お墓参り

僕の祖父と祖母は、中学2年の時に亡くなった。
それからすぐに受験戦争に放りこまれ、終わると同時に部活漬けとなり、その後何を血迷ったか辺境の地に存在する学部へと進学した。お墓参りの日には都合がつかず、死後一度も訪れたことはなかった。
今更はじめて参ってみた。



JR中央線、JR青梅線、JR五日市線と乗り継いで、武蔵増戸駅に着いた。新宿辺りの桜の賑わいと対して、こちらの桜はまだ咲いていない。駅前からいきなり続く民家。


小学生の時、オカルトに興味があった。UFOとかノストラダムスとか心霊写真とか。
けれどもその興味は、神や仏の存在まで踏み込むことはなかった。日曜に行く教会も、ぼーっと話を聞く場でしかなかったような気がする。小学校の授業とも似ている。日曜の教会という習慣も、中学以降完全に遠のいた。
だから僕は、キリスト教の教義を今でも正直よくわかっていない。そこが内面化されていないだけに、石を投げたら当たる様な無宗教の方々と何も変わらないんじゃないかと思っていた。


道はどこかと探しながら、やっとこさ墓に着く。見慣れた仏教式の墓とは違い、背の低い平たい横長の墓石。作法が良くわからないので掃除等々全て母に任せ、傍らでボーっと眺める。終えると、墓の前で手を合わせお祈りをする。

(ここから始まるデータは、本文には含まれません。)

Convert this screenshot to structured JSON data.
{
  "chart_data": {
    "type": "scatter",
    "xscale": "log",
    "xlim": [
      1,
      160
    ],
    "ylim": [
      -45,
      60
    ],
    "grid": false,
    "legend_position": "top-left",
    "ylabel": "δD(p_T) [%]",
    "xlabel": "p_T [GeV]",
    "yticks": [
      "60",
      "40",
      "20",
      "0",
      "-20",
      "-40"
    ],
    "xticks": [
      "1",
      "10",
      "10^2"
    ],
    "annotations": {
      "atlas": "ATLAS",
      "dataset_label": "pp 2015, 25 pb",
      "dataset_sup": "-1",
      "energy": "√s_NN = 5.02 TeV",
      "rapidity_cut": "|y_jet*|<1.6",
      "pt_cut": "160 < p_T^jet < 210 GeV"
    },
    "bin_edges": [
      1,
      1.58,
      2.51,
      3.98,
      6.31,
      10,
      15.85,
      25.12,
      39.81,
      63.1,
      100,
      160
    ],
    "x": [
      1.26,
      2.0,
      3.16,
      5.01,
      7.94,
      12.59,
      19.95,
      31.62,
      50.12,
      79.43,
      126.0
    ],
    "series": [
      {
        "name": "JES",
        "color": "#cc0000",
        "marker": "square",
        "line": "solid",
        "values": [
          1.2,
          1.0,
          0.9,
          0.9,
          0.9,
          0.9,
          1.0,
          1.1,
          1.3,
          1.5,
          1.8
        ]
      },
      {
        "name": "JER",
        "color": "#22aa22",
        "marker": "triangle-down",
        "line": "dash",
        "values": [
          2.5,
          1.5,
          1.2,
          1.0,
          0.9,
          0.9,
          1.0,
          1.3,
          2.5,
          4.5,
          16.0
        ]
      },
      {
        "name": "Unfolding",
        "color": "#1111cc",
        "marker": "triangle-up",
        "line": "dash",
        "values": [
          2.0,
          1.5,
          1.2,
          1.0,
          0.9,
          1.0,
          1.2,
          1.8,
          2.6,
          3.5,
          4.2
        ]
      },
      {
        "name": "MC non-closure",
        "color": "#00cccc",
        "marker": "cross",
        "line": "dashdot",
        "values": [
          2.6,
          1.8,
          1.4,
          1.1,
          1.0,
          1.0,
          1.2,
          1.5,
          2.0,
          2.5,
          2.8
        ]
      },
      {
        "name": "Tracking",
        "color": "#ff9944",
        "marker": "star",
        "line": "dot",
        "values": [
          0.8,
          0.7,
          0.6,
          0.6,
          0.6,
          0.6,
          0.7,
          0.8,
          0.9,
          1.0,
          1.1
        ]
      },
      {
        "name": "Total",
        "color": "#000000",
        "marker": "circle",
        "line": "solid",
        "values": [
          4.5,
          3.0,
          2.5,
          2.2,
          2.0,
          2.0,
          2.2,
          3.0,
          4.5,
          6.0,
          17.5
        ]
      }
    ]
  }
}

神か仏かどうかわからないが、何者かによって僕が守られているんじゃないかって最近思っている。それを旅行の時に最も感じた。パキスタン地震もインドのテロも、僕には何一つ被害がなく、スルりと抜けた。パルプフィクションではないが、強い存在を感じざるを得なかった。ただ一つの相違点は、キリスト教に目覚めなかったことだが。そのお陰で、南米に行ったときも、自ら進んで教会を見物することはなかった。


墓石の前で手を合わせながら、一応お礼を言っておいた。
帰り道、5分程度並んでから入った有名らしいラーメン屋は、量が多く、僕には油っぽかった。